Paul Taylor dancers range from Bach to `Bach'
| New York
ALONG with its unquenchable energy, the most striking asset of the Paul Taylor Dance Company is the enormous breadth of its emotional range. As if to underscore this quality, the troupe used its just-concluded run at City Center Theater to introduce a pair of new works that couldn't be more different from each other. One is a group of elegant episodes set to a baroque classic by J. S. Bach, while the other is a slapstick romp set to satirical pieces by P. D. Q. Bach, the old master's most spurious (and hilarious) offspring.
Diversity was also the order of the day in a long list of Taylor revivals, including the wildly different dances he unveiled last season -- the romantic ``Roses'' and the apocalyptic ``Last Look,'' which were presented this year back-to-back, on a single program.
``A Musical Offering,'' one of the new Taylor works, takes its title from one of Bach's most engaging pieces, played in the Webern/Beyer arrangement by the Paul Taylor Dance Company Orchestra under Donald York's baton. As the music wends through variations on an insinuating theme, the Taylor troupe performs a total of 16 solos, duets, and larger-scale numbers. The mood and appearance of the work have a touch of the tribal and even the primitive about them, with their ritualistic gestures, angular poses, and gymnastic interludes. The combination of music and movement is unexpected and offbeat, but it feels just right.
The other new work -- ``Ab Ovo Usque Ad Mala'' (From Soup to Nuts) -- is funny right from its unwieldy title. Decked in outrageous attire, including bushy beards for some, the dancers stumble, stagger, collide, and occasionally dance their way through what could be the decline and fall of the Roman Empire, or maybe just the decline and fall of our stuffier notions about dance. It certainly isn't the decline and fall of the Taylor company, though, which brings a sense of ease and gracefulness to even the goofiest of its slyly choreographed blunders. The music is credited to P. D. Q. Bach, the bogus composer concocted by Prof. Peter Schickele, who is listed in the program as ``editor'' of the pieces -- which bear the solemn titles of ``Royal Firewater Musick'' and ``Howdy Symphony.'' They suit Taylor's choreography to the proverbial T.

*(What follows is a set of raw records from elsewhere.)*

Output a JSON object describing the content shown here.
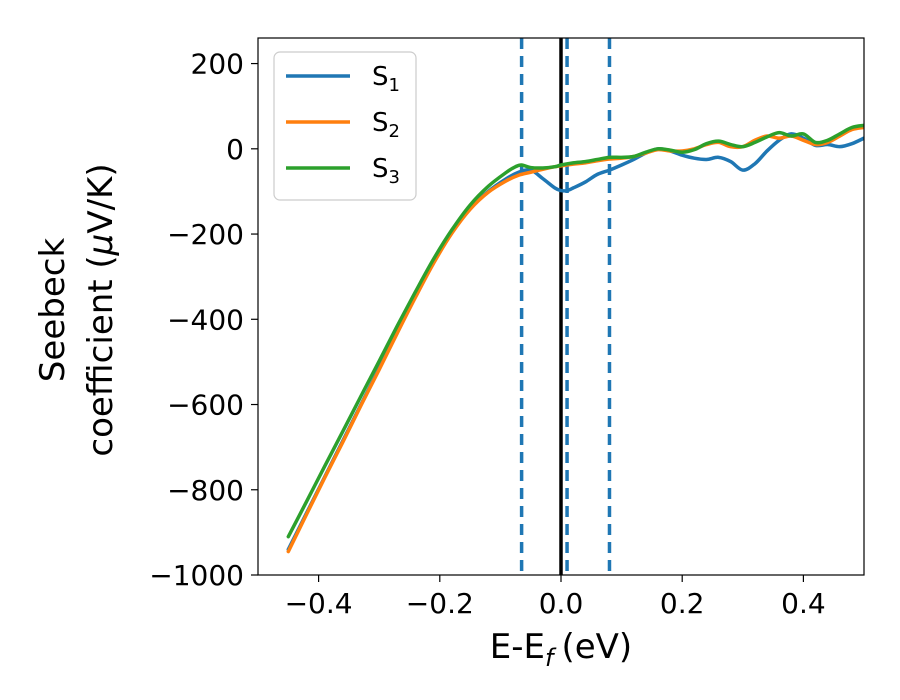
{
  "chart_data": {
    "type": "line",
    "xlabel": "E-E",
    "xlabel_sub": "f",
    "xlabel_unit": "(eV)",
    "ylabel_line1": "Seebeck",
    "ylabel_line2": "coefficient  (",
    "ylabel_mu": "μ",
    "ylabel_unit": "V/K)",
    "xlim": [
      -0.5,
      0.5
    ],
    "ylim": [
      -1000,
      260
    ],
    "xticks": [
      -0.4,
      -0.2,
      0.0,
      0.2,
      0.4
    ],
    "xtick_labels": [
      "−0.4",
      "−0.2",
      "0.0",
      "0.2",
      "0.4"
    ],
    "yticks": [
      -1000,
      -800,
      -600,
      -400,
      -200,
      0,
      200
    ],
    "ytick_labels": [
      "−1000",
      "−800",
      "−600",
      "−400",
      "−200",
      "0",
      "200"
    ],
    "legend_position": "upper-left",
    "grid": false,
    "vlines": [
      {
        "x": 0.0,
        "style": "solid",
        "color": "#000000"
      },
      {
        "x": -0.065,
        "style": "dashed",
        "color": "#1f77b4"
      },
      {
        "x": 0.01,
        "style": "dashed",
        "color": "#1f77b4"
      },
      {
        "x": 0.08,
        "style": "dashed",
        "color": "#1f77b4"
      }
    ],
    "series": [
      {
        "name": "S",
        "sub": "1",
        "color": "#1f77b4",
        "x": [
          -0.45,
          -0.42,
          -0.39,
          -0.36,
          -0.33,
          -0.3,
          -0.27,
          -0.24,
          -0.21,
          -0.18,
          -0.15,
          -0.12,
          -0.09,
          -0.07,
          -0.05,
          -0.03,
          -0.01,
          0.0,
          0.01,
          0.02,
          0.04,
          0.06,
          0.08,
          0.1,
          0.12,
          0.14,
          0.16,
          0.18,
          0.2,
          0.22,
          0.24,
          0.26,
          0.28,
          0.3,
          0.32,
          0.34,
          0.36,
          0.38,
          0.4,
          0.42,
          0.44,
          0.46,
          0.48,
          0.5
        ],
        "y": [
          -940,
          -855,
          -770,
          -685,
          -600,
          -515,
          -430,
          -345,
          -265,
          -195,
          -140,
          -100,
          -70,
          -55,
          -50,
          -70,
          -92,
          -98,
          -98,
          -92,
          -78,
          -60,
          -50,
          -38,
          -25,
          -10,
          0,
          -5,
          -15,
          -22,
          -25,
          -20,
          -30,
          -50,
          -35,
          -5,
          20,
          35,
          25,
          8,
          10,
          5,
          12,
          25
        ]
      },
      {
        "name": "S",
        "sub": "2",
        "color": "#ff7f0e",
        "x": [
          -0.45,
          -0.42,
          -0.39,
          -0.36,
          -0.33,
          -0.3,
          -0.27,
          -0.24,
          -0.21,
          -0.18,
          -0.15,
          -0.12,
          -0.09,
          -0.07,
          -0.05,
          -0.03,
          -0.01,
          0.0,
          0.02,
          0.04,
          0.06,
          0.08,
          0.1,
          0.12,
          0.14,
          0.16,
          0.18,
          0.2,
          0.22,
          0.24,
          0.26,
          0.28,
          0.3,
          0.32,
          0.34,
          0.36,
          0.38,
          0.4,
          0.42,
          0.44,
          0.46,
          0.48,
          0.5
        ],
        "y": [
          -945,
          -858,
          -772,
          -688,
          -602,
          -518,
          -432,
          -348,
          -268,
          -198,
          -142,
          -102,
          -75,
          -62,
          -55,
          -48,
          -42,
          -40,
          -36,
          -33,
          -28,
          -24,
          -22,
          -18,
          -10,
          -2,
          -5,
          -5,
          0,
          10,
          15,
          5,
          5,
          20,
          30,
          25,
          30,
          20,
          10,
          15,
          30,
          45,
          50
        ]
      },
      {
        "name": "S",
        "sub": "3",
        "color": "#2ca02c",
        "x": [
          -0.45,
          -0.42,
          -0.39,
          -0.36,
          -0.33,
          -0.3,
          -0.27,
          -0.24,
          -0.21,
          -0.18,
          -0.15,
          -0.12,
          -0.09,
          -0.075,
          -0.065,
          -0.05,
          -0.03,
          -0.01,
          0.0,
          0.02,
          0.04,
          0.06,
          0.08,
          0.1,
          0.12,
          0.14,
          0.16,
          0.18,
          0.2,
          0.22,
          0.24,
          0.26,
          0.28,
          0.3,
          0.32,
          0.34,
          0.36,
          0.38,
          0.4,
          0.42,
          0.44,
          0.46,
          0.48,
          0.5
        ],
        "y": [
          -910,
          -828,
          -745,
          -663,
          -580,
          -498,
          -415,
          -335,
          -258,
          -190,
          -132,
          -88,
          -55,
          -42,
          -38,
          -44,
          -45,
          -42,
          -38,
          -33,
          -30,
          -25,
          -20,
          -20,
          -18,
          -8,
          0,
          -3,
          -8,
          -2,
          12,
          18,
          10,
          5,
          15,
          28,
          38,
          30,
          35,
          15,
          20,
          35,
          50,
          55
        ]
      }
    ]
  }
}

Other highlights of the six Taylor programs at City Center included revivals of the exuberant ``Arden Court'' and ``Esplanade,'' both looking as vigorous and virtuosic as ever; another look at the delightful ``Diggity,'' a dog-inspired romp that's still a charmer even when danced a little loosely; and more Bach -- played this time by a solo cello -- accompanying ``Junction,'' a particularly colorful work dating back to 1961. Also worth special mention are the wry ``Lost, Found and Lost'' (set to Muzak-style ``wallpaper music'') and the lavishly designed ``. . .Byzantium,'' as well as the farcical ``Snow White'' and the sardonic ``Cloven Kingdom,'' which combines pure dance with pointed commentary on the ``social animals'' we humans supposedly are.
In sum, it was a most stimulating series of sessions with one of our most stimulating dance companies, with especially deft work by such Taylor favorites as David Parsons and the amazing Kate Johnson. The troupe will make its next American appearances next month at the American Dance Festival in Durham, N.C., and the Jacobs Pillow Dance Festival in Lee, Mass.